Ed invero, come più volte ribadito da questa Corte in diversi arresti giurisprudenziali, ai fini della convalida del sequestro operato dalla polizia giudiziaria con scopi probatori, è sufficiente l’indicazione degli elementi che giustificano la possibilità che i beni sottoposti a vincolo possano essere qualificati come corpo del reato, non essendo richiesta la dimostrazione circa la fondatezza della notitia criminis, che è riservata a momenti successivi, come il mantenimento del vincolo, ovvero l’accertamento circa la responsabilità degli imputati in ordine ai reati loro contestati (v. Cass., Sez. VI, sent. n. 23777 del 25/3/2003, Lucani ed altri; Sez.

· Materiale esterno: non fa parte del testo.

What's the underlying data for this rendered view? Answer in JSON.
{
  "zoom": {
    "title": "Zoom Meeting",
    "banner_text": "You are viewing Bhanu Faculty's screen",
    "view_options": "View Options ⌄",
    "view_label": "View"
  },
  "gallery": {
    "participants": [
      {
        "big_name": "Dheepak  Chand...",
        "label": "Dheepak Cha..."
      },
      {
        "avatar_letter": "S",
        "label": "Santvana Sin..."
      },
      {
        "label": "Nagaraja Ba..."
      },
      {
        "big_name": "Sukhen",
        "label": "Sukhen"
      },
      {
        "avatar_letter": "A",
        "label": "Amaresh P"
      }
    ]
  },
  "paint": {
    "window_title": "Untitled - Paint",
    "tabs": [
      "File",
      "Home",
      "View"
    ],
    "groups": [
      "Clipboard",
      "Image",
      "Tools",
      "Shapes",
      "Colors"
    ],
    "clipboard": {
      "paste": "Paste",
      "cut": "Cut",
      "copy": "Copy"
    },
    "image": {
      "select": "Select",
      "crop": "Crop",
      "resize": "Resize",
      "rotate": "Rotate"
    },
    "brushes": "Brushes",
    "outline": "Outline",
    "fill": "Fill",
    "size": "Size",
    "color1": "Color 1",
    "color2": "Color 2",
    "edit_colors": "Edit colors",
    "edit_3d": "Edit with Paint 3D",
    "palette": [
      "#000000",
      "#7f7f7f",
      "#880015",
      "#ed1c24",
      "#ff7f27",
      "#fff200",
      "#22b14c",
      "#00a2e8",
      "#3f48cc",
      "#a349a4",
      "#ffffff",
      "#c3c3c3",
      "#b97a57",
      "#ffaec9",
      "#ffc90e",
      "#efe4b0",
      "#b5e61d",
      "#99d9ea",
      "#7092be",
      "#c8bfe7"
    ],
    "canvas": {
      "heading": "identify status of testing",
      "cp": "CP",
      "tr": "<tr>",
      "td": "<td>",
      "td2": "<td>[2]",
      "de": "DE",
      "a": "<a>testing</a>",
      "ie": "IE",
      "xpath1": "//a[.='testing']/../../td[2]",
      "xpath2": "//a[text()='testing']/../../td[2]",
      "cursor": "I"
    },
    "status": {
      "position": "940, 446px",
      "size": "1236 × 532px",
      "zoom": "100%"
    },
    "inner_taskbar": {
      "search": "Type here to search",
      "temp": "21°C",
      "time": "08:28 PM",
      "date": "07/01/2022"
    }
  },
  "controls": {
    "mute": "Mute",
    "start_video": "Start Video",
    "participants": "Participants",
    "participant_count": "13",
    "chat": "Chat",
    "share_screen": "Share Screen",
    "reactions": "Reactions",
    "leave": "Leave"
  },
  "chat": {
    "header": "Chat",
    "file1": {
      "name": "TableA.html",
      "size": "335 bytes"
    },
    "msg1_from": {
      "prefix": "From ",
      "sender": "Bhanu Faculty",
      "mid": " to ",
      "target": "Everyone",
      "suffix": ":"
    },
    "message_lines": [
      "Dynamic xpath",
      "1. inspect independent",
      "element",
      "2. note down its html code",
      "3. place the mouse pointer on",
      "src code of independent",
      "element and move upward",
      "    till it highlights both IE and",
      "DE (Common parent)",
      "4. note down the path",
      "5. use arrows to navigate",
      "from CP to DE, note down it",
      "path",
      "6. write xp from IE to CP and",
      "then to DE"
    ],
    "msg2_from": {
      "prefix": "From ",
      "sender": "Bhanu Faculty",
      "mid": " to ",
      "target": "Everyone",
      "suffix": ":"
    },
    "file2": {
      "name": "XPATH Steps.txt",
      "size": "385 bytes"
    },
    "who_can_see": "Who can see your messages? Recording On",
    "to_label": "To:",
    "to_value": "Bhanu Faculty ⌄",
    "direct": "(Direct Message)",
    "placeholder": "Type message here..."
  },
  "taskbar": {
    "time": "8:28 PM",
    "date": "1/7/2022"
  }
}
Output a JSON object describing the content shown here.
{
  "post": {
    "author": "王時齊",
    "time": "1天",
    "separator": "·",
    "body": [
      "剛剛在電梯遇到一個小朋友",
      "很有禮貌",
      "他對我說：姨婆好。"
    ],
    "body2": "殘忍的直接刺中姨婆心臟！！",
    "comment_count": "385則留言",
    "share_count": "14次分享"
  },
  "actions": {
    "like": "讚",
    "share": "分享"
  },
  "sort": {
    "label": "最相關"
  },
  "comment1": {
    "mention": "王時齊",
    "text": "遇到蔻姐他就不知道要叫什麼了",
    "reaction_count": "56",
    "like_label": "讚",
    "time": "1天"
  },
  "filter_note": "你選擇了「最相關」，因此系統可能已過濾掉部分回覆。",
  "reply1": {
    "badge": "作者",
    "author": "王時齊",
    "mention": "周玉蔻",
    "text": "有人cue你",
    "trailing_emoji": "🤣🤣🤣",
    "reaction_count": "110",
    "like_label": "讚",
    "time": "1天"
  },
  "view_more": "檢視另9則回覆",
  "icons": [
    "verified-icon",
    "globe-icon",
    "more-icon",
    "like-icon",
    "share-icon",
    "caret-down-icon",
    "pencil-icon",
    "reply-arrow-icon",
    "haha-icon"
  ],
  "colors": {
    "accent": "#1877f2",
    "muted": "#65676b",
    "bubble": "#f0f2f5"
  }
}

II, sent. n. 3273 del 21/6/1999, Lechiancole ecc.).

È stato anzi precisato che, qualora dal complesso delle prime indagini tale fumus emerga, il sequestro si appalesa non solo legittimo, ma opportuno, in quanto volto a stabilire, di per se o attraverso le successive indagini che da esso scaturiscono, se esiste il collegamento pertinenziale tra res e illecito.

Nella fattispecie appare chiaro il collegamento tra il sequestro e la prospettazione accusatoria, in quanto, secondo tale ipotesi, oil trasporto di clandestini in territorio italiano sarebbe avvenuto proprio a mezzo del natante in sequestro.

Ne vale osservare, come fanno i ricorrenti, che la verifica che avrebbe dovuto essere effettuata sulle strutture interne della nave era un aspetto estraneo al contenuto del precetto che si assumeva violato, in quanto è innegabile che la pregressa presenza di clandestini a bordo ben poteva essere accertata mediante un sopraluogo sulla nave stessa.

Il fatto che tale verifica non fosse stata ancora effettuata a distanza di mesi dal sequestro è un aspetto che, pur se eventualmente censurabile sul piano della tempestività e rapidità delle indagini, non può avere alcun risvolto dal punto di vista processuale.

A ciò si aggiunga che, in considerazione dell’ipotesi di reato contestata ai ricorrenti, il mezzo che è stato sequestrato ai ricorrenti è nella specie soggetto, in caso di condanna, a confisca obbligatoria e, come è ovvio, le cose che soggiacciono a confisca obbligatoria non possono essere restituite agli interessati se non con la sentenza conclusiva del giudizio in caso di assoluzione o di proscioglimento, per la semplice ragione che, diversamente opinando, in caso di condanna, sarebbe necessario il dispiego di una inopportuna ulteriore attività per procedere ad una nuova apprensione delle stesse e, dall’altro, la eventuale restituzione potrebbe pregiudicare la realizzazione della misura prevista dall’art. 240 c.p.

Privo di qualsiasi pregio, quindi, l’assunto dei ricorrenti, secondo cui l’ipotesi criminosa loro contestata non legittimava ab origine l’impostazione del vincolo, dato che la prova del reato avrebbe potuto essere appresa aliunde.

Alla luce delle argomentazioni che precedono, il ricorso va respinto, con conseguente condanna dei ricorrenti, in solido fra loro, al pagamento delle spese processuali.

PQM

Rigetta il ricorso e condanna i ricorrenti al pagamento, in solido, delle spese processuali.

Roma, 2 mar. 2005.

Depositata in Cancelleria il 27 aprile 2005.